MESA — Six days a week at 3 p.m., high school senior Betzy Solis slips on her white Mi Familia Vota T-shirt, packs her purse with water bottles and fills her clipboard with voter registration cards before heading off to knock on doors.
On a recent weekday, that mission took her to a neighborhood near the Chicago Cubs’ spring training facility, encouraging residents of the primarily Hispanic area to register to vote or, if they’re already registered, to sign up to vote early.
In the hour reporters walked with her, Solis knocked on about 20 doors, but of the two where residents answered one wanted nothing to do with her and the other talked with Solis but didn’t want to fill out paperwork. She left fliers with the rest.
“It gets the voice out,” Solis said. “It gets people to vote. It gets the people to understand how and why it is important to vote. That’s what Mi Familia is about.”
With the general election approaching, Mi Familia Vota and 11 other organizations that are part of the coalition One Arizona are trying to get Hispanics to commit to voting and get them on the permanent early ballot list. Their goal: turning this demographic’s numbers — an estimated 30.3 percent of all Arizonans — into voting power.
“The most effective approach is door-to-door,” said Francisco Heredia, director of One Arizona. “We are on pace to knock on 130,000 doors in Maricopa and Pima counties.”
He said Hispanics have the power to decide elections as their voting numbers increase.
“Latinos have been the only demographic to increase turnout in the last four elections,” Heredia said.
Heredia said the early voting list is moving in the right direction, increasing from 90,000 in 2010 to more than 265,000 now, in part because of knocks on doors by One Arizona’s 12 participating organizations.
For Solis, the mission takes five hours a day, Saturday through Thursday, and involves knocking on up to 90 doors per shift.
“We want to make a difference,” Solis said.
Cristian Avial, Arizona state lead for Mi Familia Vota, said the team aims to make a difference. One way canvassers do this is by having people fill out commitment cards that include three reasons why they want to vote this year. These cards are collected and then mailed back to the voters around election time to remind them why they want to vote.
“They commit themselves. They’re going to vote in this year’s election,” Avial said.
Despite the efforts of One Arizona and other groups, about 15 percent of the state’s registered voters in the 2012 election were Latino, according to a report by Arizona State University’s Morrison Institute for Public Policy.
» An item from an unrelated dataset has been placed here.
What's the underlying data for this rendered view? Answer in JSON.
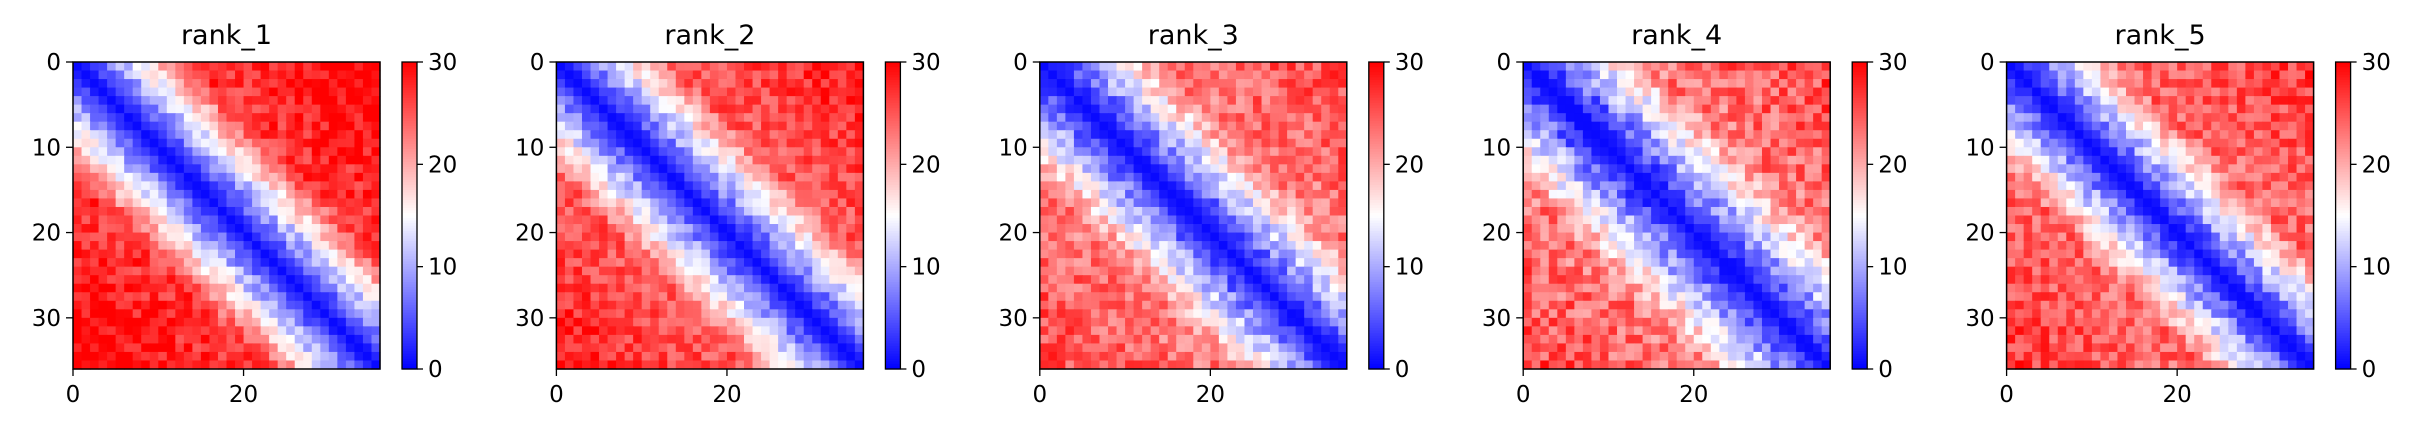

A big part of the reason, the report said, is that the majority of the state’s Hispanic population is under the age of 18.
Joseph Garcia, director of Morrison Institute’s Latino Public Policy Center, said that while Hispanic voting power is growing it’s unlikely to make a significant difference until more of the population reaches adulthood and engages on issues. That may not happen until 2030, he said.
The Morrison Institute report noted that younger Americans are less likely to vote than older people. The effect is notable among Hispanics, whose median age in Arizona is 25 versus 44 for non-Hispanic whites.
“Voters have to be excited to actually take part in voting,” Garcia said.
Ultimately, he said, the influence of Hispanic voters could turn Arizona from a state dominated by Republicans to one where Democrats hold sway.
“It’s hard to envision it, but data don’t lie,” Garcia said. “That’s what’s going to happen.”
Back in Mesa, Solis said she and other canvassers for Mi Familia Vota will continue their work.
“When it comes to making a difference for the state, we go for it,” Solis said. “We want to make a difference.”